There have been plenty of column inches in recent weeks dedicated to why the world should intervene in Syria: for most of us the unspeakable pictures of children with their throats cut from the massacre in Houla is enough. It seems undeniable that the world should do something in the face of genocide or likely genocide, but something – especially since Iraq – holds many of us back on the left from saying so.
So perhaps it’s useful to step back and look at a more fundamental, perhaps more philosophical point: how can we on the left not feel obliged to stop genocide in general, and not just its implementation within the constraints of the UN, via its doctrine of Responsibility To Protect (RTP)?
Does it not sometimes feel like people still see human life through a nineteenth century prism, where the nation state is all we care about? When it was simply not possible to make military interventions without mass loss of British life, and our interest in intervention was pure colonialism (as, in Diane Abbott’s parallel universe , it probably still is)?
But this is the twenty-first century. We no longer only care about other Britons, our colonial possessions and our allies. Many of us travel widely and form strong relationships with others from across the world, who we may just not want to be massacred.
The simple fact is that it is no longer appropriate, if it ever was, to behave as if we value the life of a single Briton more than multiple lives in a foreign country. We cannot make the daily grind of everyone in the developing world better. But we can at least try to stop them being deliberately killed by murderous regimes.
We feel moved and touched when we remember the Holocaust. Many of us feel guilty about Bosnia and Rwanda. But unless we learn to channel these feelings into a constructive, repeatable act, we will not prevent genocide on anything more than the current, haphazard basis.
There are two ways of reconciling ourselves to this, the most basic and justifiable reason for intervention.
The hard way is this: accept the awkward truth that there is a moral obligation to try to intervene in all circumstances where there is genocide or likely genocide.
If we cannot within the UN, it is perfectly legitimate to build a coalition outside the UN. It can work, and it did in Libya and elsewhere. That would be a true example of the “ethical foreign policy” that we as a party once promised.
The easy way is this, and it’s the way we often choose: there are a number of obvious reasons why we might decide, in our hearts, that we lack the will to intervene: be it isolationism, pacifism, anti-Americanism or something else. Then, armed with the subconscious motive, we set about looking for reasons in our heads as to why action is not possible, each of them wrong.
One: standing on international law.
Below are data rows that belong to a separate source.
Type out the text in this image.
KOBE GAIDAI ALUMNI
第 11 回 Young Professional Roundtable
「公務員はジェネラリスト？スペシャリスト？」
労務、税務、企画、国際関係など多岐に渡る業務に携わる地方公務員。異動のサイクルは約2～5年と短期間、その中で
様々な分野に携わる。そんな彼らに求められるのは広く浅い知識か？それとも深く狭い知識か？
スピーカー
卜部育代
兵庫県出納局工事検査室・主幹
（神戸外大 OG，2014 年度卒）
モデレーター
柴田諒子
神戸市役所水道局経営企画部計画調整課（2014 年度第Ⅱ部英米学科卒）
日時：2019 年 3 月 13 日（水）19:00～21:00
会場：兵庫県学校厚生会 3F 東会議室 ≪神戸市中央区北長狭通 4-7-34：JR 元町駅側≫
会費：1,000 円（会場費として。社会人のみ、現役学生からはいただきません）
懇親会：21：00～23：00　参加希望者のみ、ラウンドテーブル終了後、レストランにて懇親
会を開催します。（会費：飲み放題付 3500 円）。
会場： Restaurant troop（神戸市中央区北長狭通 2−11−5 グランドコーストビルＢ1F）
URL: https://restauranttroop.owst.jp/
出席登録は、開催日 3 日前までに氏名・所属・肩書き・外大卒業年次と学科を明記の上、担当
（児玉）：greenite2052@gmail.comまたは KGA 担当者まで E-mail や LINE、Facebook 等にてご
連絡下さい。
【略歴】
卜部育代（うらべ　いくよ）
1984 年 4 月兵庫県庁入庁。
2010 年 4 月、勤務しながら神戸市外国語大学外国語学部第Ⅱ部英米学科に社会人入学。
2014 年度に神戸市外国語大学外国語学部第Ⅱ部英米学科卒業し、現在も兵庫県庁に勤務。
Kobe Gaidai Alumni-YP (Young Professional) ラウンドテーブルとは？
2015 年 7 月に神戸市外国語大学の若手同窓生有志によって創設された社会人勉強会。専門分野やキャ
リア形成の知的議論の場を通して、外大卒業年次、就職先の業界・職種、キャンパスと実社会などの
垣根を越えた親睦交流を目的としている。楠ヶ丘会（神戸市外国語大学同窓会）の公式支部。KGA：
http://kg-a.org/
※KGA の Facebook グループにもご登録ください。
Intervention has not been approved by the UN, we say, despite the fact that the UN is a fundamentally flawed body , backed by an edifice of international law which is sometimes useful but also, by extension, fundamentally flawed.
It is dominated by a small group of five countries, chosen simply for having nuclear weapons; maintained because no-one can come up with a better idea; any of which can have a veto; and only three-and-a-half of which are, arguably, democratic.
If you want to see why RTP is badly hobbled by the dysfunctional UN structure under which it operates, you need look no further than the current case of Syria, where the structures are blocked by one man: an ignoble and grandstanding Vladimir Putin, struggling vainly to retain cold war spheres of influence while thousands are massacred.
Two: standing on the principle of non-interference in another nation’s sovereignty. Tosh. If you are killing large numbers of your own people, common sense dictates that you have forfeited all moral rights to be their legitimate government. End of.
Three: whataboutery. If we can’t intervene everywhere, we shouldn’t intervene anywhere. This is merely a seductive moral relativism, what happens in other cases is quite irrelevant. Besides, genocide just isn’t that common. Even if we can’t secure action in every single case, we should surely always try.
Four: resources. We can’t afford it, we could spend that money on twenty new hospitals, and so on. It sounds convincing, doesn’t it? But it is a false argument, and one which we can apply equally to any political priority we don’t happen to agree with. Next.
Five: like any conflict, this one will pull us in and we’ll never get out. This is a more convincing argument than any of the others, but neither is it enough. You do not know what the future holds, no-one does.
It could end with a continuing nightmare, like Afghanistan. Or it could be relatively straightforward, like Libya. But we can at least try. And bear in mind that the conflict in Afghanistan was not started in order to prevent the genocide of Afghans; it would probably have been much different if it had been. Neither was Iraq. Many recent interventions for this reason (Kosovo, Libya) have been relatively short and sweet, although that is admittedly no guarantee.
In short, there are plenty of familiar reasons we may call on, but they do not excuse our non-intervention in the case of genocide. Nothing does. We have an obligation because we are internationalists; and there will be many other Syrias over the coming decades.
In the end, the only real barrier to intervention is a lack of collective will to intervene. The rest are just excuses.